The meta-mcp server is developed by StacklokLabs and requires Python 3.13+.

Metadata

Expand to view the MCP server's metadata
Server metadata
Name: meta-mcp
Type: container
Description: MCP server that acts as an intelligent intermediary between AI clients and multiple MCP servers
Tier: Official
Status: Active
Transport: streamable-http
Image: ghcr.io/stackloklabs/meta-mcp:latest
Has Provenance: Yes

Permissions:
Network:
Repository URL: https://github.com/StacklokLabs/meta-mcp
Popularity: 0 stars, 0 pulls
Last Updated: 2025-09-15T08:11:53Z

Tools:
- find_tool
- call_tool

Tags:
mcp, proxy, gateway, intelligent

Example Command:
thv run meta-mcp

Usage

Prerequisites
  • ToolHive UI (version >= 0.6.0) must be running
  • ToolHive CLI (version >= 0.3.1)
  1. Create a dedicated group for meta-mcp:

    Navigate to the Groups section and create a new group called meta. This ensures that AI clients are configured with only the meta-mcp server while other MCP servers remain available but not directly configured in clients.

  2. Install meta-mcp in the dedicated group:

    In the UI, select the meta group and add the meta-mcp server from the registry.

  3. Configure your AI client:

    Use the client configuration feature in the UI to register your AI client (like Cursor or Claude Desktop) with the meta group only.
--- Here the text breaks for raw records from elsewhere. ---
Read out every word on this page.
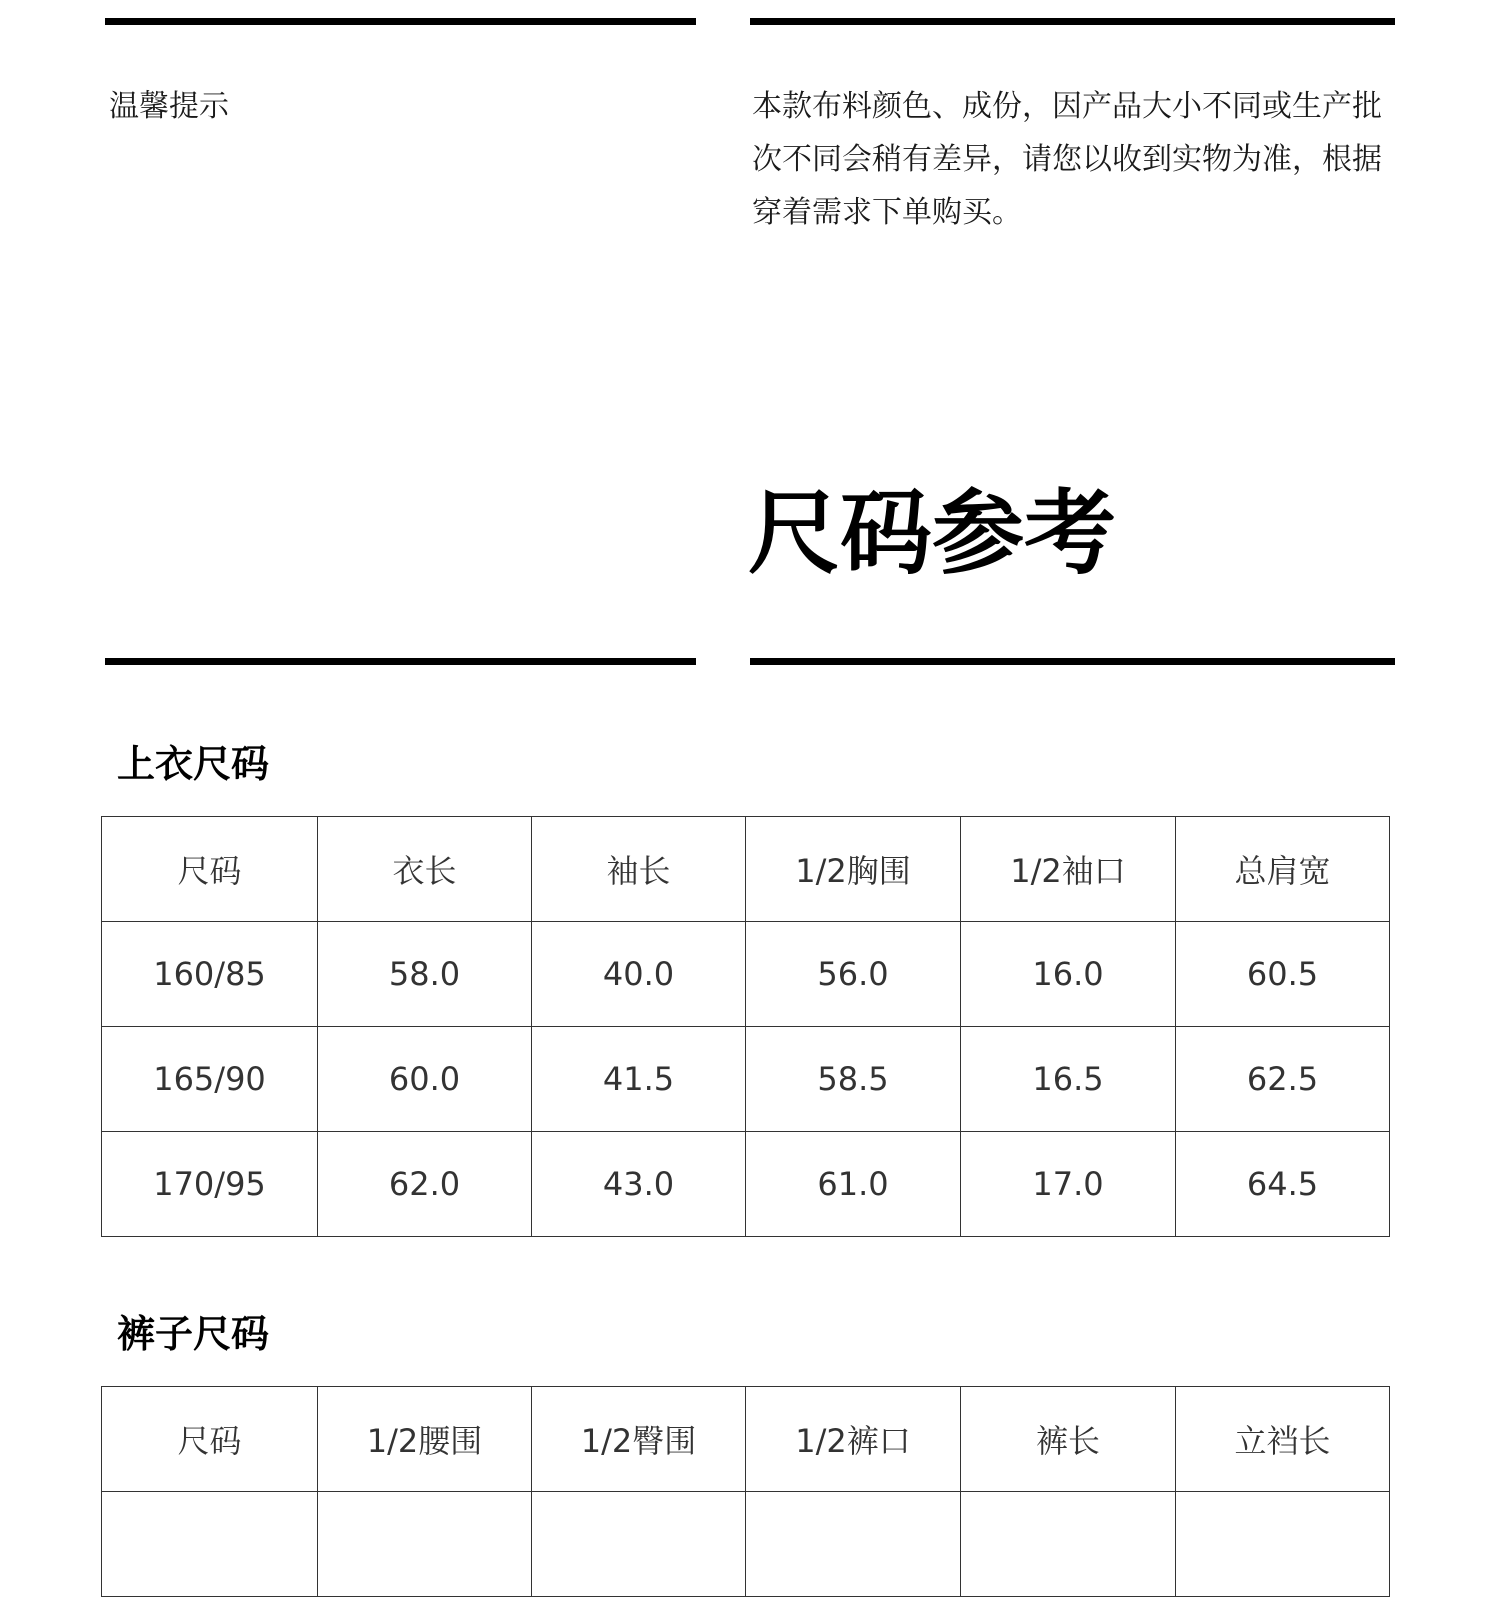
温馨提示	本款布料颜色、成份，因产品大小不同或生产批次不同会稍有差异，请您以收到实物为准，根据穿着需求下单购买。
尺码参考
上衣尺码
尺码	衣长	袖长	1/2胸围	1/2袖口	总肩宽
160/85	58.0	40.0	56.0	16.0	60.5
165/90	60.0	41.5	58.5	16.5	62.5
170/95	62.0	43.0	61.0	17.0	64.5
裤子尺码
尺码	1/2腰围	1/2臀围	1/2裤口	裤长	立裆长
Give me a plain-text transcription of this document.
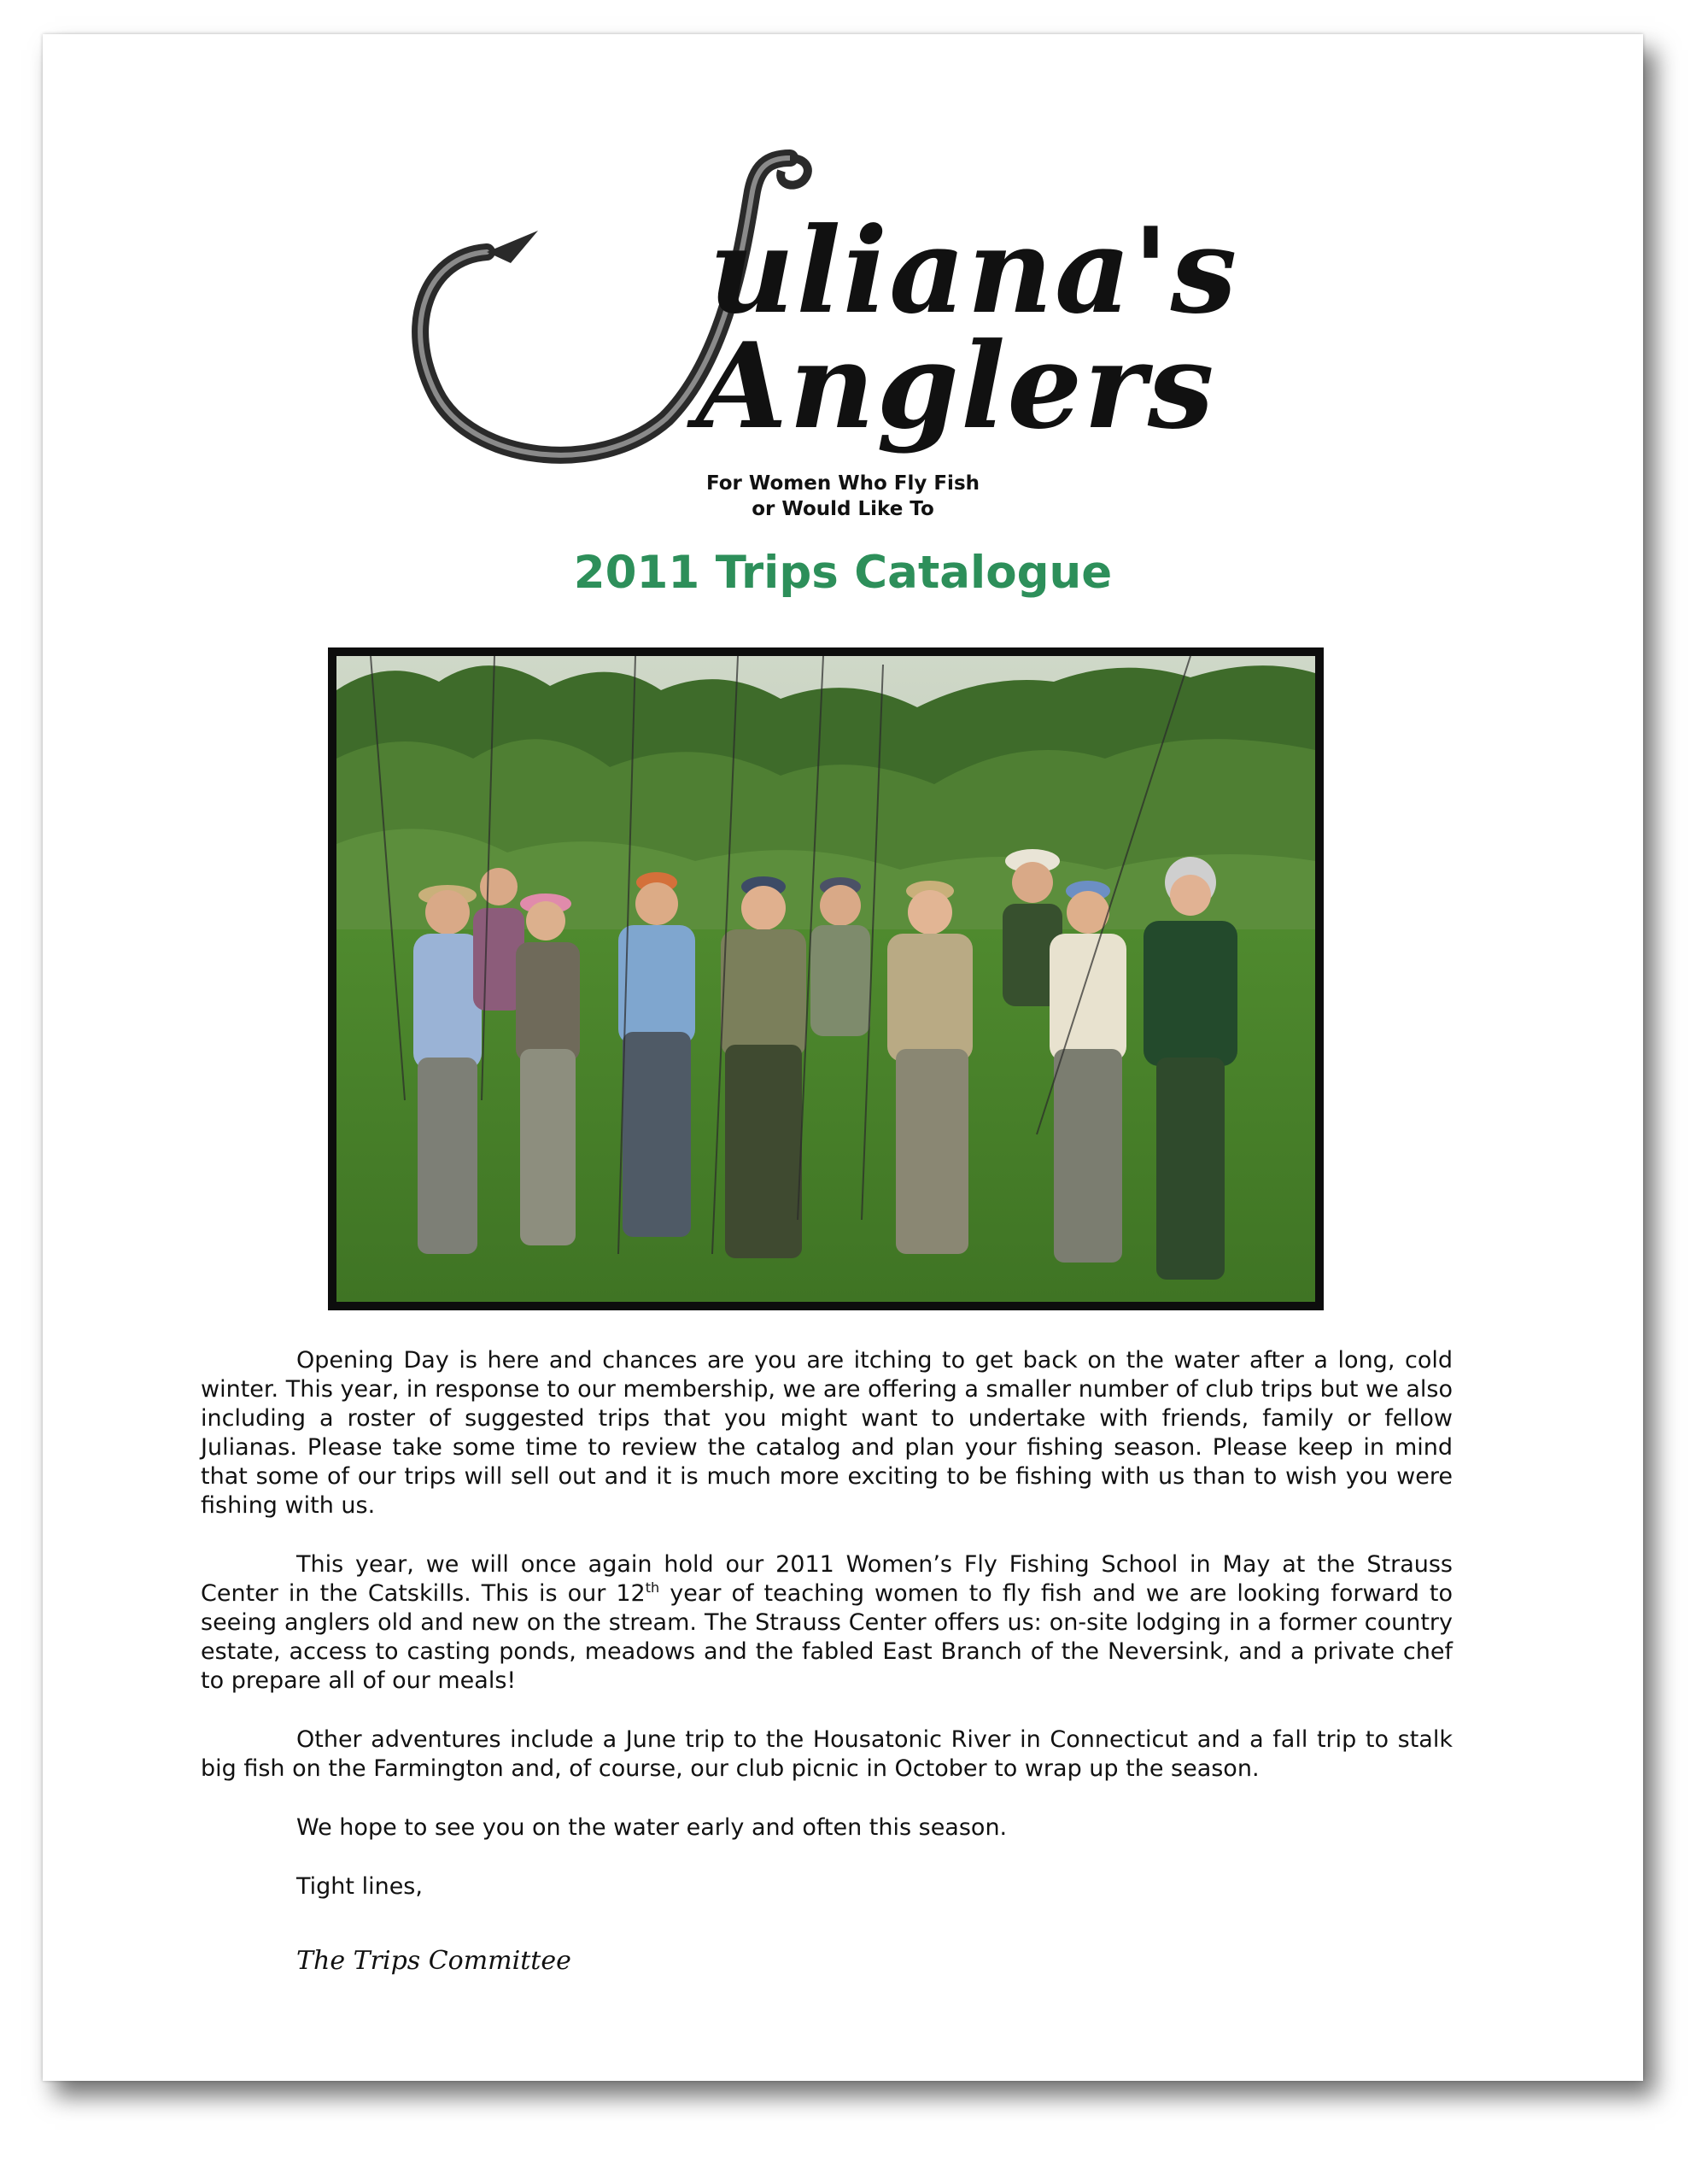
uliana's
Anglers
For Women Who Fly Fish
or Would Like To
2011 Trips Catalogue

Opening Day is here and chances are you are itching to get back on the water after a long, cold winter. This year, in response to our membership, we are offering a smaller number of club trips but we also including a roster of suggested trips that you might want to undertake with friends, family or fellow Julianas. Please take some time to review the catalog and plan your fishing season. Please keep in mind that some of our trips will sell out and it is much more exciting to be fishing with us than to wish you were fishing with us.

This year, we will once again hold our 2011 Women’s Fly Fishing School in May at the Strauss Center in the Catskills. This is our 12th year of teaching women to fly fish and we are looking forward to seeing anglers old and new on the stream. The Strauss Center offers us: on-site lodging in a former country estate, access to casting ponds, meadows and the fabled East Branch of the Neversink, and a private chef to prepare all of our meals!

Other adventures include a June trip to the Housatonic River in Connecticut and a fall trip to stalk big fish on the Farmington and, of course, our club picnic in October to wrap up the season.

We hope to see you on the water early and often this season.

Tight lines,

The Trips Committee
  4. Add other MCP servers to the default group:

    Install other MCP servers you want to access through meta-mcp in the default group. These will be discovered automatically by meta-mcp.

Sample prompts

Once meta-mcp is configured and running, you can use it with natural language prompts. The server will automatically discover and route to appropriate tools:

Direct Task Examples:

  • "Get the details of GitHub issue 1911 from stacklok/toolhive repo"
  • "List recent PRs from stacklok/toolhive repo"

The meta-mcp workflow:

  1. Your AI client sends the request to meta-mcp
  2. Meta-mcp uses hybrid semantic and keyword search to find relevant tools across all connected MCP servers
  3. Meta-mcp server returns the short list of matching tools to the client
  4. Client selects one tool from the short list and uses meta-mcp to call that tool
  5. Results are returned from meta-mcp to the client

Available tools

The meta-mcp server provides two main tools:

find_tool

Discovers available tools that match your requirements using hybrid semantic and keyword search.

Parameters:

  • tool_description: Description of the task or capability needed (e.g., "web search", "analyze CSV file")
  • tool_keywords: Space-separated keywords of the task or capability needed (e.g., "list issues github", "SQL query postgres")

call_tool

Executes a specific tool with provided parameters after discovery.

Parameters:

  • server_name: Name of the MCP server providing the tool
  • tool_name: Name of the tool to execute
  • parameters: Dictionary of arguments required by the tool
  • Use descriptive group names: Keep meta-mcp in a dedicated group to maintain clean client configurations
  • Regular updates: Keep both ToolHive and meta-mcp updated for the latest features and compatibility
Best Practice

Start with a small set of MCP servers in the default group and gradually add more as you become familiar with meta-mcp's tool discovery capabilities. This makes it easier to understand which tools are being used for different tasks.